My nightly ritual after work and dinner is to write up daily schedules for the next day of schooling, correct the kids’ assignments, grade tests – and then sit up and read Chemistry. Yes, Chemistry. I get out my highlighter, mark the important text, memorize the formulas, then using my paper and pencil, I figure out the examples and assigned problems.

Why am I relearning Chemistry?

We have a tutor for math. Another for French. A friend teaches them Spanish. And a music teacher gives them piano lessons. These are subjects I cannot teach my kids. But I was a science major in college – granted, in Biology, not Chemistry – and I can teach the science myself.

Oh, I thought I could hand off the book – Aplogia’s Exploring Creation With Chemistry – to the kids and have them teach themselves. I even found help on the Internet for scheduling the course. I thought they would read the small chunks of material, follow the examples, work out the problems, and learn Chemistry on their own.

But they got stuck in chapter 2. The only way to help them is to read the material myself. If I tutored Chemistry in college, I know I can relearn this stuff. So night after night, after the kids are in bed, I read my Chemistry, work out the problems, and follow along so I can explain the problems, the math, the concepts.

I hope that one day the kids will appreciate what I am going through to teach them at home because frankly, I’d rather be gardening or reading novels than relearning Chemistry. But one thing I’ll say about this: my brain is getting a workout, so I’ll be keeping Alzheimer’s at bay for a while!

Thursday, October 9, 2008

Handicapped


It's official: I'm handicapped.

When I went in to the company office recently, the long walk from the back of the company parking lot to the building, then up the elevator and through one building, then another and another all the way to my office was too much for me. By the time I got to my cubicle, my heart was pounding and the chest pains worsened. Granted, I don't have to come in often these days; mostly I work from home. But when I do have to come in, I'd like to park close to the entrance of the building. So this week I did park there – and got a note from Security warning me not park in the handicapped spots again.

I had a doctor appointment this past week to re-evaluate my health and my ability to work. I've felt ill with my lupus for so long that it's now "normal," but there is no way I could work an 8-hour day, not even if I weren't homeschooling the kids. I'm just too fatigued and my heart hurts much of the time. I feel comfortable working my six hours per day from home, but more than that would set my health back, probably to the point where I could hardly work at all.
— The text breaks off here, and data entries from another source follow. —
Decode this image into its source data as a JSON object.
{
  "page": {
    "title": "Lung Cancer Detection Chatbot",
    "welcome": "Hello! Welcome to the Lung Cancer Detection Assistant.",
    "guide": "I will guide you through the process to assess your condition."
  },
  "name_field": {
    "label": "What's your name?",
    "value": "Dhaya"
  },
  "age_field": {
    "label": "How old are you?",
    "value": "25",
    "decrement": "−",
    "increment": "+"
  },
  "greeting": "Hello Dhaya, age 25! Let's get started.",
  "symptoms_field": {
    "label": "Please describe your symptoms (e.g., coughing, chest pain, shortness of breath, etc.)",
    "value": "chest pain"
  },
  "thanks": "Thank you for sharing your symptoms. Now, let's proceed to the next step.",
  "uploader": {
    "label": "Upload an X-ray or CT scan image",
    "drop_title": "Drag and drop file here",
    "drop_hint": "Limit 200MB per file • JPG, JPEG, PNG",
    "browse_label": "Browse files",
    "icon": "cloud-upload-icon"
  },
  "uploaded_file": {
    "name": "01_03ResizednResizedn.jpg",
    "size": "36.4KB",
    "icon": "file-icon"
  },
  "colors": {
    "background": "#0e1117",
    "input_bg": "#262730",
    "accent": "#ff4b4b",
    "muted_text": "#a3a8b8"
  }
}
So the doctor extended my part-time disability for another ten weeks. Meanwhile, I've asked for part-time status at work to relieve me from the pressure of getting well and getting back to work full-time. Part-time is all I can handle, and I'd like to have that be my official status. But we shall see. This is about being handicapped.
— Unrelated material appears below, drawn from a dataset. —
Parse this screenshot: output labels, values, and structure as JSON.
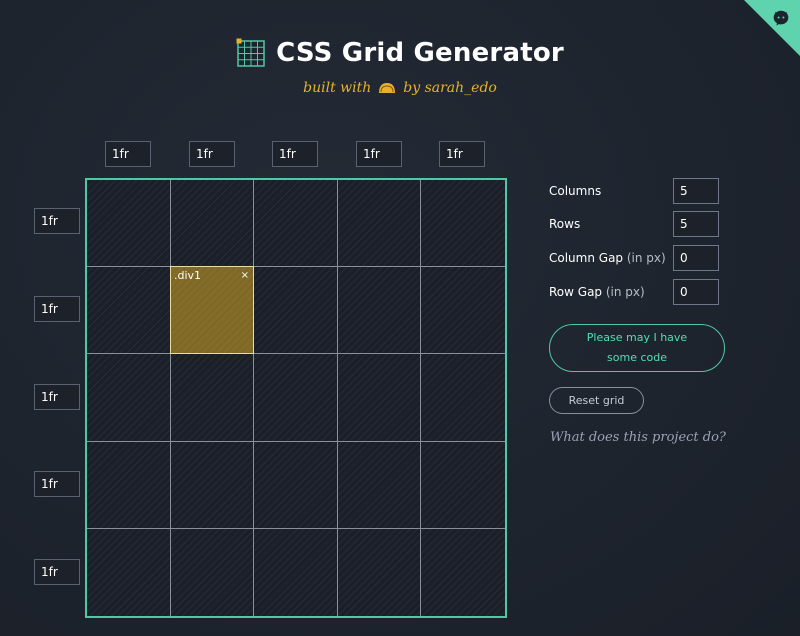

What a strange and unwanted status: Handicapped. Impaired. Disadvantaged. These words apply to me, a "supermom" who until lately was a full-time employee, mother, wife, housekeeper, Sunday school teacher, and singer in the church choir. I was a volunteer newsletter writer and photographer, and I went on international short-time mission trips almost annually. Sometimes twice a year. And I wrote about these experiences for my company's blog on a volunteer basis. I was a mom who took on homeschooling as well (after dropping the choir and Sunday school roles). Yes, I was someone who burned the candle at both ends – and still had time to read.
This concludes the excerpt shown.